A There is extensive sclerosing fibrosis and lymphoplasmacytic inflammation (Hematoxylin-eosin stain, 200×). B Immunohistochemical staining revealed an increased number of IgG4-positive plasma cells (IgG4 stain, 200×)

Following an uneventful postoperative course, the patient was discharged on the postoperative day 16 tolerating oral intake. The serum IgG4 level decreased to 117 mg/dl postoperatively. She is currently doing well one month after surgery.

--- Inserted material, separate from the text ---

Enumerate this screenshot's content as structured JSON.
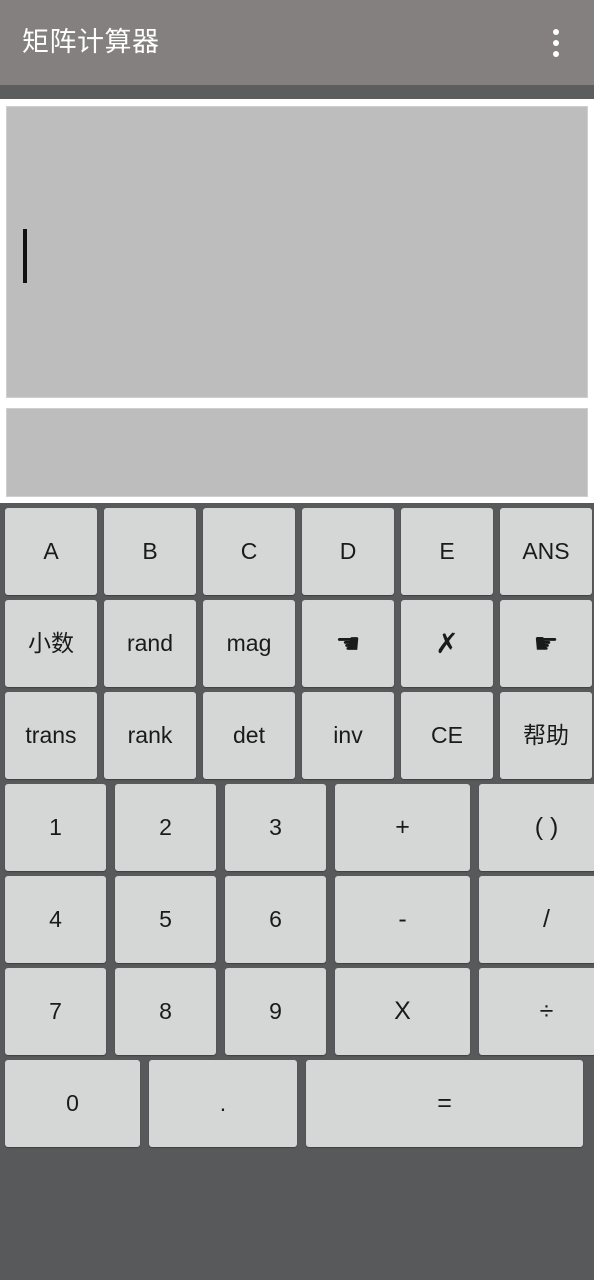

Discussion and conclusions

IgG4-RD is a rare inflammatory condition of the gastrointestinal tract that may lead to gastric ulceration; this complication typically occurs following the detection of fibrosis along with lymphoplasmacytic infiltrates and lymphoid follicles within the ulcer [3]. Numerous prior reports primarily aimed to examine pancreatic involvement, and this condition is almost interchangeably called autoimmune pancreatitis [1].

Our patient presented with duodenal obstruction, a rare complication of IgG4-RD. To the best of our knowledge, there were 11 reported cases in the literature to date with gastrointestinal luminal obstruction. The patients’ ages were > 20 years in all reported cases. There were two cases of gastric outlet obstruction; one was secondary to pancreatitis [4] and the other was isolated duodenal IgG4-RD [3]. Therefore, ours is possibly the first reported pediatric case of isolated duodenal IgG4-RD resulting in gastric outlet obstruction. Endoscopic ultrasound-guided fine-needle aspiration yielded the diagnosis in two cases [4, 5]. Similar to our case, most of reported cases required surgery to reach the diagnosis.

The IgG4-RD diagnostic criteria are as follows: (1) characteristic diffuse/localized swelling or masses in single or multiple organs upon clinical examination, (2) a serum IgG4 concentration of ≥ 135 mg/dl, and (3) a remarkable degree of lymphocytic and plasma cell infiltration along with fibrosis and the infiltration of IgG4-positive plasma cells, with a ratio of IgG4/IgG-positive cells of > 40% and > 10 IgG4-positive plasma cells/HPF on histopathological examinations [6].

Steroid therapy can be considered a viable treatment strategy when the diagnosis of gastrointestinal IgG4-RD is achieved without surgical resection. If a definitive diagnosis was obtained by examinations such as core needle biopsy or laparoscopic exploration and biopsy, we could try the steroid therapy. High-risk surgical resections such as pancreaticoduodenectomy would have been performed only when steroid therapy was ineffective. However, isolated gastrointestinal IgG4-RD is particularly difficult diagnose before surgical resection owing to the fact that it is a considerably rare condition and presents with features similar to malignancy. IgG4-RD is diagnosed via histopathology with IgG4 staining [6]. As described above, surgical resection should be the final resort to reach the diagnosis. In fact, we opted for surgery after consultation with gastroenterologist because there are few reports of this disease in the literature.

Gastrointestinal IgG4-RD should be among the differential diagnoses of unexplained gastrointestinal obstruction or ulceration even in children. If there is a situation in which IgG4-RD is suspected, a biopsy should be performed to make the diagnosis whenever possible, especially in children. Once IgG4-RD is definitively diagnosed, medical treatment including steroids should be administered, and surgical resection should be performed only if the disease is refractory to medical therapy.